I remember being hit with a belt when I was young. I was sitting watching TV at the time, my Dad was standing in the doorway from the lounge into the kitchen by I don’t think I was aware of him. I think he must have been talking to my mother in the kitchen. From my point of view, he suddenly hit me over the legs with a belt; I stared at him in shock and burst into tears. I think I must have said something about my innocence because in the turmoil I got the impression that he thought I was saying something about my mother under my breath and was being punished for it. I remember that incident until this day because I think it was the only time my father hit me. I can imagine my mother slapping me across the legs as a deterrent but not my gentle fun loving father. I don’t know how old I was, probably a young teenager since we moved from that house when I was sixteen. Perhaps it is the miscarriage of justice that keeps it fresh in my mind, but an innocent boy, tried and punished, well, I find it really difficult to come up with any words. It is a really sad episode of my childhood and I can still feel the tears underneath. I assume my father was just having a really bad day and did something that I like to think he regretted it. I know I would.
Yesterday we were having a picnic on the beautiful sunny green banks of the River Tay in Dunkeld. There were seven humans and two dogs. I was holding a partially eaten brown roll filled with serrano ham, manchego cheese, and sun dried tomatoes in my left hand whilst also balancing some manchego and green olive crisps on my palm. I was eaten crisps at the time, when my dog took the opportunity to take a bite out of my roll. He’s a sneaky blighter at times. I reacted quickly and automatically smacked him across his nose with my right hand. I did the hitting without thinking and I know it is something I learnt through growing up with dogs as a child. My mum hit the dogs across the nose when their behaviour did not conform to her standards, and I learnt to do it too.

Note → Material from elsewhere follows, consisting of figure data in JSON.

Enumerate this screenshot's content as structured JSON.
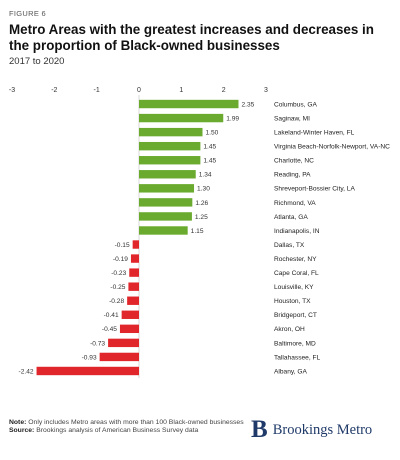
{
  "figure_label": "FIGURE 6",
  "footer": {
    "note_label": "Note:",
    "note_text": "Only includes Metro areas with more than 100 Black-owned businesses",
    "source_label": "Source:",
    "source_text": "Brookings analysis of American Business Survey data"
  },
  "logo": {
    "mark": "B",
    "text": "Brookings Metro"
  },
  "colors": {
    "positive": "#6aaa2e",
    "negative": "#e0262a",
    "axis": "#cfcfcf"
  },
  "chart_data": {
    "type": "bar",
    "orientation": "horizontal",
    "title": "Metro Areas with the greatest increases and decreases in the proportion of Black-owned businesses",
    "subtitle": "2017 to 2020",
    "xlim": [
      -3,
      3
    ],
    "x_ticks": [
      "-3",
      "-2",
      "-1",
      "0",
      "1",
      "2",
      "3"
    ],
    "x_tick_values": [
      -3,
      -2,
      -1,
      0,
      1,
      2,
      3
    ],
    "categories": [
      "Columbus, GA",
      "Saginaw, MI",
      "Lakeland-Winter Haven, FL",
      "Virginia Beach-Norfolk-Newport, VA-NC",
      "Charlotte, NC",
      "Reading, PA",
      "Shreveport-Bossier City, LA",
      "Richmond, VA",
      "Atlanta, GA",
      "Indianapolis, IN",
      "Dallas, TX",
      "Rochester, NY",
      "Cape Coral, FL",
      "Louisville, KY",
      "Houston, TX",
      "Bridgeport, CT",
      "Akron, OH",
      "Baltimore, MD",
      "Tallahassee, FL",
      "Albany, GA"
    ],
    "values": [
      2.35,
      1.99,
      1.5,
      1.45,
      1.45,
      1.34,
      1.3,
      1.26,
      1.25,
      1.15,
      -0.15,
      -0.19,
      -0.23,
      -0.25,
      -0.28,
      -0.41,
      -0.45,
      -0.73,
      -0.93,
      -2.42
    ],
    "value_labels": [
      "2.35",
      "1.99",
      "1.50",
      "1.45",
      "1.45",
      "1.34",
      "1.30",
      "1.26",
      "1.25",
      "1.15",
      "-0.15",
      "-0.19",
      "-0.23",
      "-0.25",
      "-0.28",
      "-0.41",
      "-0.45",
      "-0.73",
      "-0.93",
      "-2.42"
    ]
  }
}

Times and attitudes change. It is now illegal to hit children in the UK but it is a principle that is flouted I think behind closed doors. Why do I say that? Because sometime you see adults hitting kids in the street, the “good old” slap across the bare thigh. Our understanding of behaviour has changed in recent decades and nowadays we try to do things to reinforce positive behaviour and discourage unwanted behaviour. When my kid’s behaviour is less than required, after a countdown of three, they were told to go and sit on the bottom step of the stairs until they were ready to come back and say sorry. Initially they were carried to the bottom step and guarded, but eventually they would go by themselves, and then just the countdown was enough to stop the behaviour. It was psychological punishment and imprisonment perhaps, but it also gave them the chance to learn to control the situation and make a decision.
It is frowned upon to hit dogs too. I remember accidentally hitting my dog on the nose with the metal clip of the lead once, and for a long time afterwards whenever I lifted my hand or went to get the lead down, he would cringe down to the floor preparing to be hit again. It seemed to vindicate my “no hitting” the dog policy particularly when he stayed at other people’s house for a while and cowered from them because they had hit him too. However it is difficult to break away from my upbringing, and I hit him yesterday. He cowered under my wife’s legs for the next twenty minutes but I made an effort to play with him after the food had been eaten, and he forgave me quickly enough I think. It is difficult to tell though since Charlie was here too. I will need to pay attention when Bobby comes back from a walk with my wife. I wish my Dad had told me he was sorry for hitting me too.
What I find interesting is that with kids we have moved from corporate punishment to imprisonment. It is a very open prison though, and the kids only stayed in it until they could show repentance and understanding of what they did wrong. It makes me wonder whether the whole punishment term of the criminal justice system which is proportional to the seriousness of the crime really needs a good looking at. Would it be possible to retain some people only until they showed understanding and sorrow before testing them in a controlled environment to see if they actually meant it? Perhaps I live in cloud cuckoo land. In a country where apparently a majority of the population would welcome the return of capital punishment, it would seem political suicide to shake up the justice system so radically.